名前がなかなかわからなかったり,別名がたくさんあったりして,
おもしろかった。
別名がたくさんあるということは,人に近かった存在だからだろう。
■ミソハギ(禊萩 ミソハギ科)
溝に生えることはあっても溝萩ではないと思う。
お盆に精霊棚(しょうりょうだな)の供物をミソハギのしずくで浄めた。
「禊(みそぎ)」をする萩,ミソギハギからミソハギに簡略化。
(「日本の野草 夏」より)
■ミゾソバ(溝蕎麦 タデ科)
江戸時代の「大和本草(やまとほんぞう)」など5文献に登場する。
江戸時代に「ミゾソバ」の名前は定まっていた。
また,この草は水辺に群生し,食用のソバに似ていたので,次のような
別名もあった。
「水蕎麦(みずそば)」
「水蕎麦蓼(みずそばたで)」
「田蕎麦(たそば)」
「川蕎麦(かわそば)」など。
さらに「牛の額」は,葉が牛の顔に似ることによる。
また「牛面草」の記述も「牛の額」の同じく葉の形による。
このほか「蛙草(かいるぐさ」)「蛙子草(かいるこぐさ)」「蛙股(かえるまた)」
など,蛙のついた別名もある。自生地の溝には蛙がたくさんいたからと
思われる。(「日本の野草 秋・冬」より)
●ホタルブクロ(蛍袋 キキョウ科)
こんな色も。目の前にあったので,袋の先に生えている毛を撮って
みたが,見えないのでトリミングした。
■「チョウチンバナ」「ツリガネソウ」「トックリバナ」「アメフリバナ」
「ポンポンバナ」「ホタルグサ」など,ホタルブクロの特徴が
よく出ている楽しい方言名も多い。
(山渓ハンディ図鑑1「野に咲く花」より)
■ユキノシタ(雪の舌,雪の下 ユノシタ科)
ニキノシタは見慣れた草であり,耳慣れのする名前である。
しかし,ユキノシタの意味が難解である。
諸説をまとめると,
①葉が白い花の下にある。白い花を雪にたとえて「雪の下」。
②白い花弁5枚のうち,下側の花弁を「雪の舌」にたとえる。
③ユキは井戸を表していて,井戸の下に生える草。「井戸の下」が
「雪の下」に変化。
④平安時代の装束の配色に「雪の下」というのがあって,この配色名を
草の名前にした。
以上4説のどれもイマイチの感があるが,②を説をとりあえず支持する。
(「日本の野草 夏」より)
■フトイ(太藺 別名オオイ・マルスゲ カヤツリグサ科)
「万葉集」にも「大藺草(おおいぐさ)」の名前で登場。大きい藺草の
意味である。その後,「都久毛」の名前がついている。「つくも」は
「九十九」とも表記された。フトイは群生し,九十九本も生えるから
「つくも」の名前がついたのだろうか。江戸時代に「フトイ」」に名前に
なった。(「日本の野草 秋・冬」より)
■ポントデリア・コルダータ(和名:ナガバミズアイ長葉水葵 ミズアオイ科)
18世紀のイタリアの植物学者「ポンテデーラ (G. Pontedera)」の名から。

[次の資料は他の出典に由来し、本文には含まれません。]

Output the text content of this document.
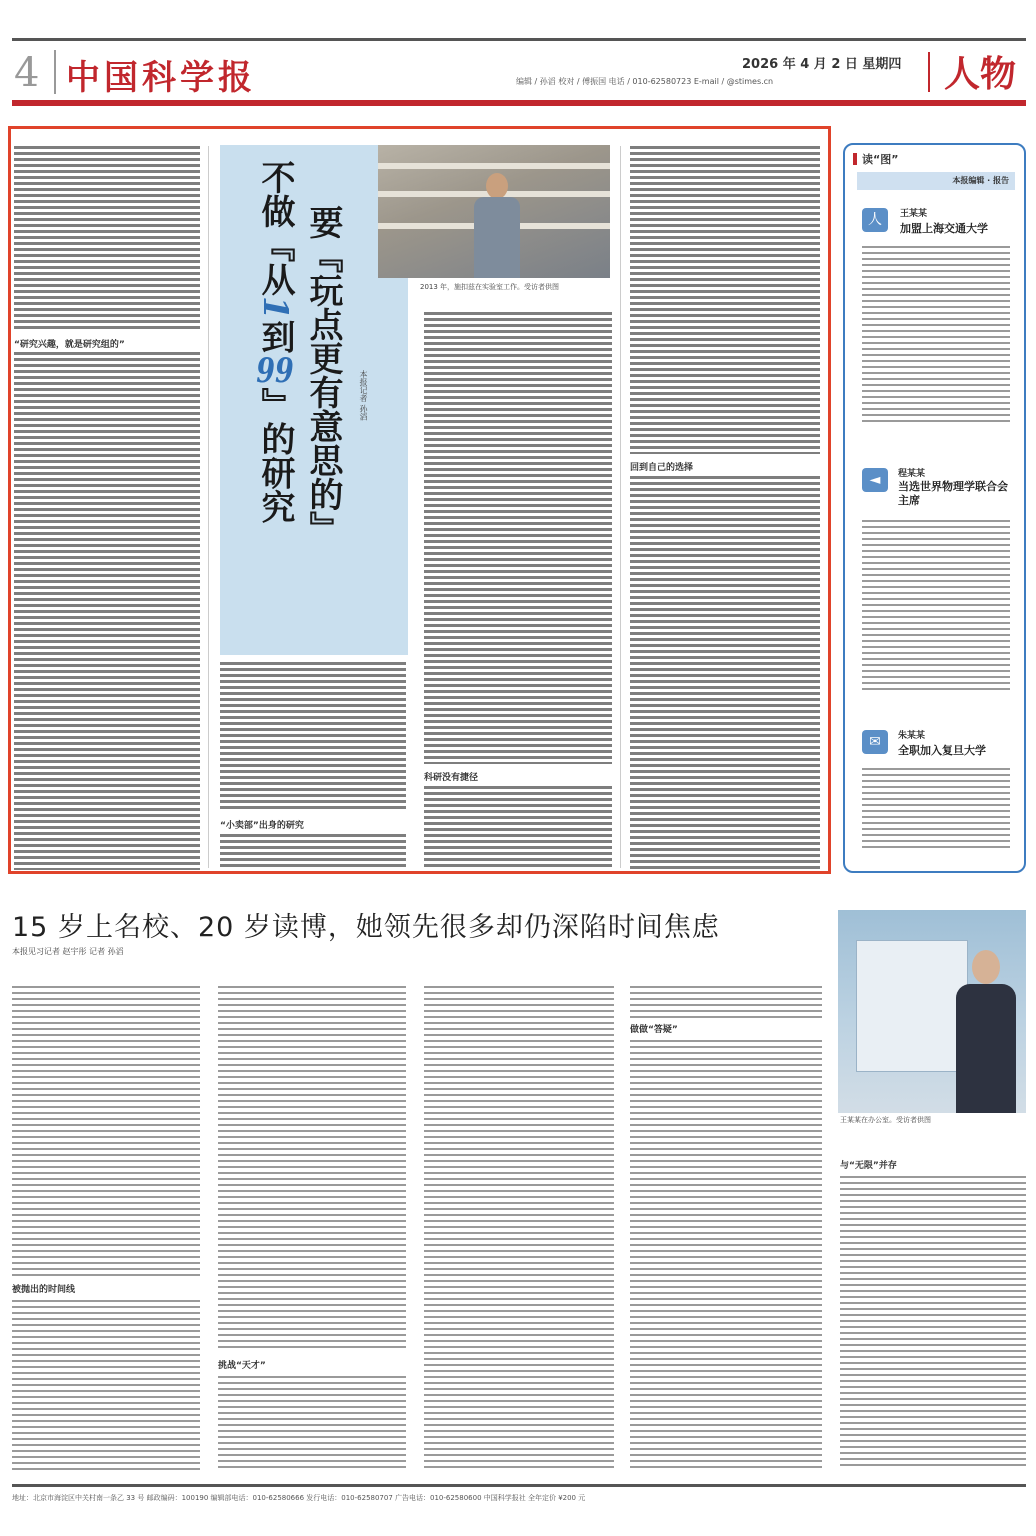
4 中国科学报	2026 年 4 月 2 日 星期四
编辑 / 孙滔 校对 / 傅振国 电话 / 010-62580723 E-mail / @stimes.cn	人物
“研究兴趣，就是研究组的”
2013 年，施扣兹在实验室工作。受访者供图
要『玩点更有意思的』
不做『从1到99』的研究	本报记者 孙滔
“小卖部”出身的研究
科研没有捷径
回到自己的选择
读“图”
本报编辑 · 报告
人	王某某
加盟上海交通大学
◄	程某某
当选世界物理学联合会主席
✉	朱某某
全职加入复旦大学
15 岁上名校、20 岁读博，她领先很多却仍深陷时间焦虑
本报见习记者 赵宇彤 记者 孙滔
被抛出的时间线
挑战“天才”
做做“答疑”
王某某在办公室。受访者供图
与“无限”并存
地址：北京市海淀区中关村南一条乙 33 号 邮政编码：100190 编辑部电话：010-62580666 发行电话：010-62580707 广告电话：010-62580600 中国科学报社 全年定价 ¥200 元
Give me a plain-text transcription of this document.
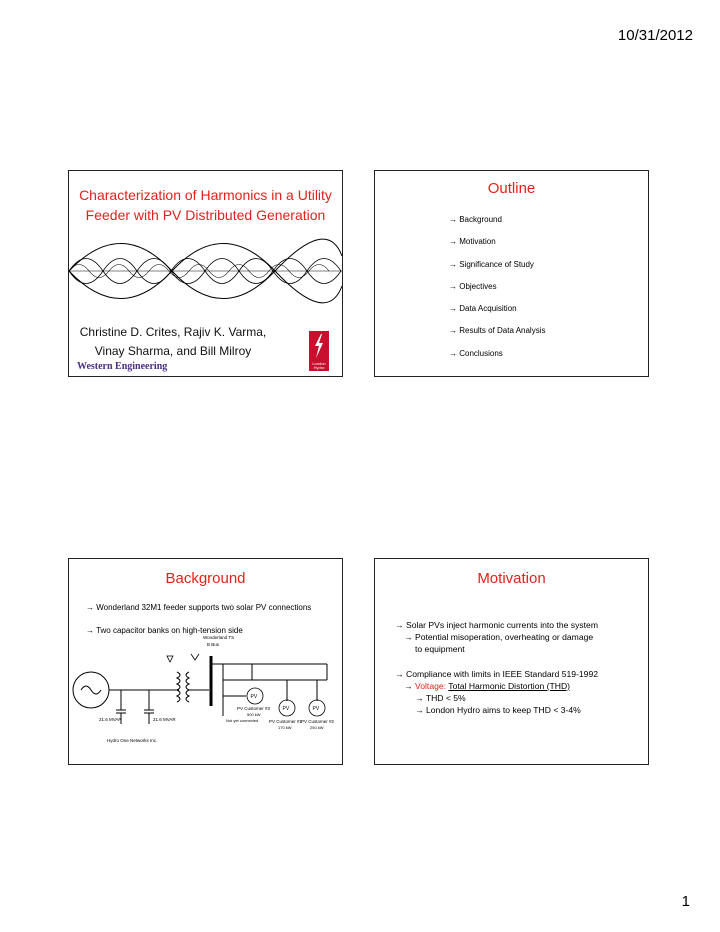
10/31/2012
Characterization of Harmonics in a Utility
Feeder with PV Distributed Generation
Christine D. Crites, Rajiv K. Varma,
Vinay Sharma, and Bill Milroy
Western Engineering	London Hydro
Outline
→ Background
→ Motivation
→ Significance of Study
→ Objectives
→ Data Acquisition
→ Results of Data Analysis
→ Conclusions
Background
→ Wonderland 32M1 feeder supports two solar PV connections
→ Two capacitor banks on high-tension side
21.6 MVAR	21.6 MVAR
Hydro One Networks Inc.
Wonderland TS
B Bus
PV
PV	PV
PV Customer #3
500 kW
Not yet connected PV Customer #1
170 kW
PV Customer #2
250 kW
Motivation
→ Solar PVs inject harmonic currents into the system
→ Potential misoperation, overheating or damage
to equipment
→ Compliance with limits in IEEE Standard 519-1992
→ Voltage: Total Harmonic Distortion (THD)
→ THD < 5%
→ London Hydro aims to keep THD < 3-4%
1
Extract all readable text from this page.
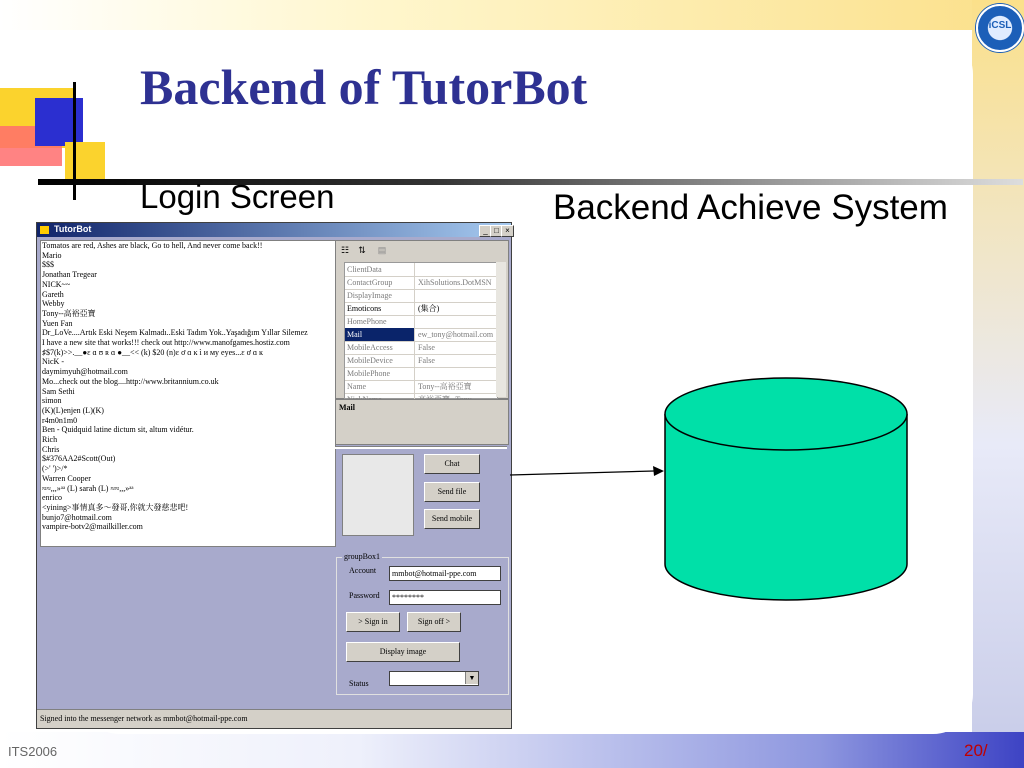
iCSL
Backend of TutorBot
Login Screen	Backend Achieve System
TutorBot	_ □ ×
Tomatos are red, Ashes are black, Go to hell, And never come back!!
Mario
$$$
Jonathan Tregear
NICK~~
Gareth
Webby
Tony--高裕亞寶
Yuen Fan
Dr_LoVe....Artık Eski Neşem Kalmadı..Eski Tadım Yok..Yaşadığım Yıllar Silemez
I have a new site that works!!! check out http://www.manofgames.hostiz.com
♯$7(k)>>.__●ε ɑ ʊ ʀ ɑ ●__<< (k) $20 (n)ɛ ơ ɑ ĸ ì и му eyes...ɛ ơ ɑ ĸ
NicK -
daymimyuh@hotmail.com
Mo...check out the blog....http://www.britannium.co.uk
Sam Sethi
simon
(K)(L)enjen (L)(K)
r4m0n1m0
Ben - Quidquid latine dictum sit, altum vidétur.
Rich
Chris
$#376AA2#Scott(Out)
(>' ')>/*
Warren Cooper
≈≈,,,»ᵃᵃ (L) sarah (L) ≈≈,,,»ᵃᵃ
enrico
<yining>事情真多～發哥,你就大發慈悲吧!
bunjo7@hotmail.com
vampire-botv2@mailkiller.com
☷ ⇅ ▤
ClientData
ContactGroup	XihSolutions.DotMSN
DisplayImage
Emoticons	(集合)
HomePhone
Mail	ew_tony@hotmail.com
MobileAccess	False
MobileDevice	False
MobilePhone
Name	Tony--高裕亞寶
Mail
Chat
Send file
Send mobile
groupBox1
Account	mmbot@hotmail-ppe.com
Password	********
> Sign in	Sign off >
Display image
Status
▼
Signed into the messenger network as mmbot@hotmail-ppe.com
ITS2006	20/
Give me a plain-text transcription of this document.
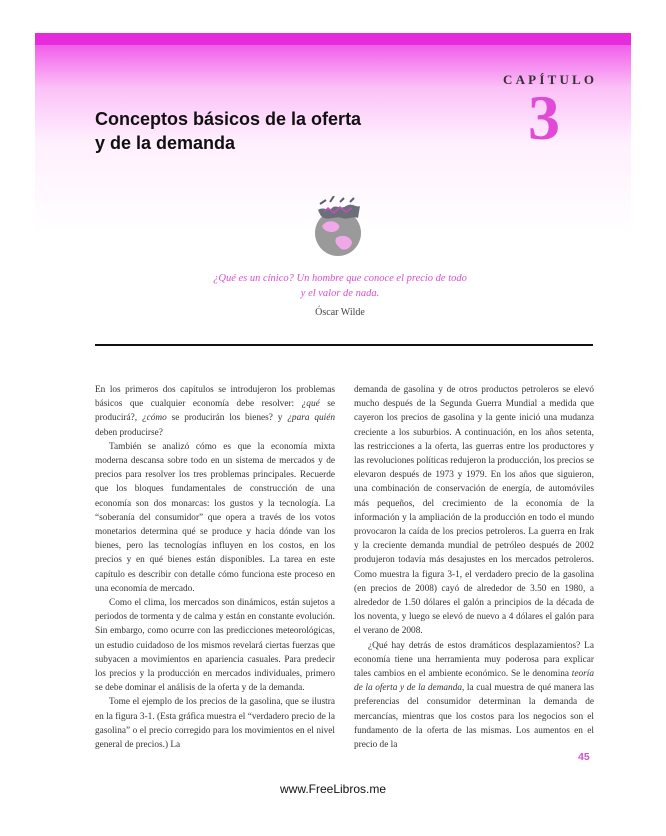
CAPÍTULO
3
Conceptos básicos de la oferta
y de la demanda
¿Qué es un cínico? Un hombre que conoce el precio de todo
y el valor de nada.
Óscar Wilde

En los primeros dos capítulos se introdujeron los problemas básicos que cualquier economía debe resolver: ¿qué se producirá?, ¿cómo se producirán los bienes? y ¿para quién deben producirse?

También se analizó cómo es que la economía mixta moderna descansa sobre todo en un sistema de mercados y de precios para resolver los tres problemas principales. Recuerde que los bloques fundamentales de construcción de una economía son dos monarcas: los gustos y la tecnología. La “soberanía del consumidor” que opera a través de los votos monetarios determina qué se produce y hacia dónde van los bienes, pero las tecnologías influyen en los costos, en los precios y en qué bienes están disponibles. La tarea en este capítulo es describir con detalle cómo funciona este proceso en una economía de mercado.

Como el clima, los mercados son dinámicos, están sujetos a periodos de tormenta y de calma y están en constante evolución. Sin embargo, como ocurre con las predicciones meteorológicas, un estudio cuidadoso de los mismos revelará ciertas fuerzas que subyacen a movimientos en apariencia casuales. Para predecir los precios y la producción en mercados individuales, primero se debe dominar el análisis de la oferta y de la demanda.

Tome el ejemplo de los precios de la gasolina, que se ilustra en la figura 3-1. (Esta gráfica muestra el “verdadero precio de la gasolina” o el precio corregido para los movimientos en el nivel general de precios.) La

demanda de gasolina y de otros productos petroleros se elevó mucho después de la Segunda Guerra Mundial a medida que cayeron los precios de gasolina y la gente inició una mudanza creciente a los suburbios. A continuación, en los años setenta, las restricciones a la oferta, las guerras entre los productores y las revoluciones políticas redujeron la producción, los precios se elevaron después de 1973 y 1979. En los años que siguieron, una combinación de conservación de energía, de automóviles más pequeños, del crecimiento de la economía de la información y la ampliación de la producción en todo el mundo provocaron la caída de los precios petroleros. La guerra en Irak y la creciente demanda mundial de petróleo después de 2002 produjeron todavía más desajustes en los mercados petroleros. Como muestra la figura 3-1, el verdadero precio de la gasolina (en precios de 2008) cayó de alrededor de 3.50 en 1980, a alrededor de 1.50 dólares el galón a principios de la década de los noventa, y luego se elevó de nuevo a 4 dólares el galón para el verano de 2008.

¿Qué hay detrás de estos dramáticos desplazamientos? La economía tiene una herramienta muy poderosa para explicar tales cambios en el ambiente económico. Se le denomina teoría de la oferta y de la demanda, la cual muestra de qué manera las preferencias del consumidor determinan la demanda de mercancías, mientras que los costos para los negocios son el fundamento de la oferta de las mismas. Los aumentos en el precio de la

45
www.FreeLibros.me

北アメリカの東部に分布。池沼の浅瀬に生え、高さは60~90センチになる。
「ほていあおい」の仲間だが,根茎がある。根茎から葉柄を伸ばして1個の
葉をつけ,5月から10月ごろ、穂状花序をだし淡い青紫色の花を咲かせる。
この小さな花は一日で萎む。(Weblio 辞書より)
●アマゾンで青が1株817円,白は872円。上の説明から白が高い理由が
分かる。
●ハンゲショウの花はまだ開花していないようだが,花序からも目立たない
ことが想像できる。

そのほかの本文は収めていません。